One of the mantras for Operation Shield and Arrow was Israel’s significant success in keeping Hamas out of the fight. But what if it joins next time?
Before we look deeper into that question, it is useful to look more carefully at the IDF’s success in keeping Hamas out of the fight this time, achieved by multiple tactical and strategic moves.
Tactical and strategic moves
First, the IDF worked overtime in its intelligence accuracy to make sure that it hit only Islamic Jihad targets and not Hamas ones. This might sound simple, as if the IDF can just look for different color uniforms, but it was a vastly complicated intelligence and tactical-operational endeavor.
The air force, the Shin Bet (Israel Security Agency) and IDF intelligence’s new AI target bank capabilities – which The Jerusalem Post recently delved into in detail – all came together in extraordinary ways to have greater pinpoint accuracy than ever before.
Strategically, the IDF decided to also ignore various actions by Hamas.
Hamas could have stopped Islamic Jihad from firing rockets and did not. Or it could have stopped Islamic Jihad from firing rockets beyond the Gaza corridor and did not.
Moreover, though Hamas participated very little in using actual military force against Israel, the IDF did imply that it had some involvement.
In addition, Hamas loudly declared its cooperative work with Islamic Jihad from a joint commander center (though IDF sources indicated that there is no such physical place and the cooperation existed only through joint posts on social media.)
Despite these actions, the IDF looked the other way. It either did not specifically identify when Hamas acted, downplayed Hamas’s role or just decided generally not to punish or attack Hamas so that the terror group would not get drawn into the fight.
What all of this means is that Hamas was actually partially involved, has not become a peace-loving group and it continues to increase its power in rockets, drones and other vectors for potentially attacking Israel.
The IDF hopes that Hamas is deterred from fighting in the future by seeing that six top Islamic Jihad officials were assassinated.
Israel didn't want to fight Hamas
However, Hamas also saw how far Israel bent over not to anger it – sending a message that Israel is very deterred from fighting Hamas.
Another major new point the IDF said in this round which could alter any next battle with Hamas was the volume of rockets Islamic Jihad could fire. It fired zero rockets Tuesday and fewer on Saturday, such that most of its 1,400 or so rockets were fired in around a three-day period.
What if Hamas can fire 1,400 rockets or more in one day?
Previously, former senior developers of Israel’s missile defense have said that the missile shield could be substantially penetrated by Hezbollah if it fired 1,500 rockets per day.
In some scenarios, IDF officials have warned of hundreds or more deaths in a conflict with Hezbollah.
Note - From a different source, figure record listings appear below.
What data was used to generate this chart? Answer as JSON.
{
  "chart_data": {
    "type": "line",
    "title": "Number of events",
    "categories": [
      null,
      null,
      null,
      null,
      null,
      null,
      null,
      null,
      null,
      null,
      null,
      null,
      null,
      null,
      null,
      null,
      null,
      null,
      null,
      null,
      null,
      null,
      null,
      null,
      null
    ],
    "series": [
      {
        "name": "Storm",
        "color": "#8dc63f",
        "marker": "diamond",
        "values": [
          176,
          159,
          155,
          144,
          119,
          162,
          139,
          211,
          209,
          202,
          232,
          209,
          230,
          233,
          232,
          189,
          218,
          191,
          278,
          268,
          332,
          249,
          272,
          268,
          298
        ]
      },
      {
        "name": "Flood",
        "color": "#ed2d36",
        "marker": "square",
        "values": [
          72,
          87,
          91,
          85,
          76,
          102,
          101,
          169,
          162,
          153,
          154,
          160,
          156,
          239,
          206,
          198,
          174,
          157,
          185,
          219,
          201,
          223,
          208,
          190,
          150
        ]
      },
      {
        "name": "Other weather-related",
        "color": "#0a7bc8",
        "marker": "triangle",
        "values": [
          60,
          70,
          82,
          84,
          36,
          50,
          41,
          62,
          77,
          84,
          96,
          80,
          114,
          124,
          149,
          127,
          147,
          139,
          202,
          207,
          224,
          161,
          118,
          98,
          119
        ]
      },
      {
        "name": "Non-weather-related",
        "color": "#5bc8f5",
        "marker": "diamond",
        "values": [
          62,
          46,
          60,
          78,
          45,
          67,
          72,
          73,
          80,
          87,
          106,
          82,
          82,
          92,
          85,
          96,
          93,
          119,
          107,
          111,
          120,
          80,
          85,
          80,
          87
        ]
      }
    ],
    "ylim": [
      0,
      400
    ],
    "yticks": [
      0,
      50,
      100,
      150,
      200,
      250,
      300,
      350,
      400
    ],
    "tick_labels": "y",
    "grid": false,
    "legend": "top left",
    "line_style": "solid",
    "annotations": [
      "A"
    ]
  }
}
If the weaker and less sophisticated Islamic Jihad has gotten to a 1,400 rocket in three-days’ pace, might Hamas start becoming a greater, more Hezbollah-like threat? Put differently, could the pace that Hamas can fire rockets finally outpace Iron Dome and end the last 11 years of rockets largely failing to kill Israeli civilians?
For now, the IDF answer would be that Hamas is still much more of a slightly better version of Islamic Jihad than it is anything resembling the threat Hezbollah presents.
The Post has learned that the IDF may have only used around 10% of its air power against Islamic Jihad, simply because the group is that small.
In a fight with Hamas, the IDF could break out its full air power to keep down the number of rockets.
Moreover, the IDF has far more intelligence resources devoted to mapping out the far larger Hamas terror organization.
In other words, it is larger, but also more vulnerable to getting hit.
Of course, the IDF could be blindsided by its own impressive talents so that it might insufficiently appreciate Hamas’s advancing power.No one expected Islamic Jihad to be able to fire 1,400 rockets in three days.Yet, overall it is likely that even if Hamas will surprise the IDF in some ways in any future round, the IDF’s combined attack, defense, and intelligence power will still likely overwhelm it enough to force a similar ceasefire like the one Islamic Jihad was eventually requesting from Israel.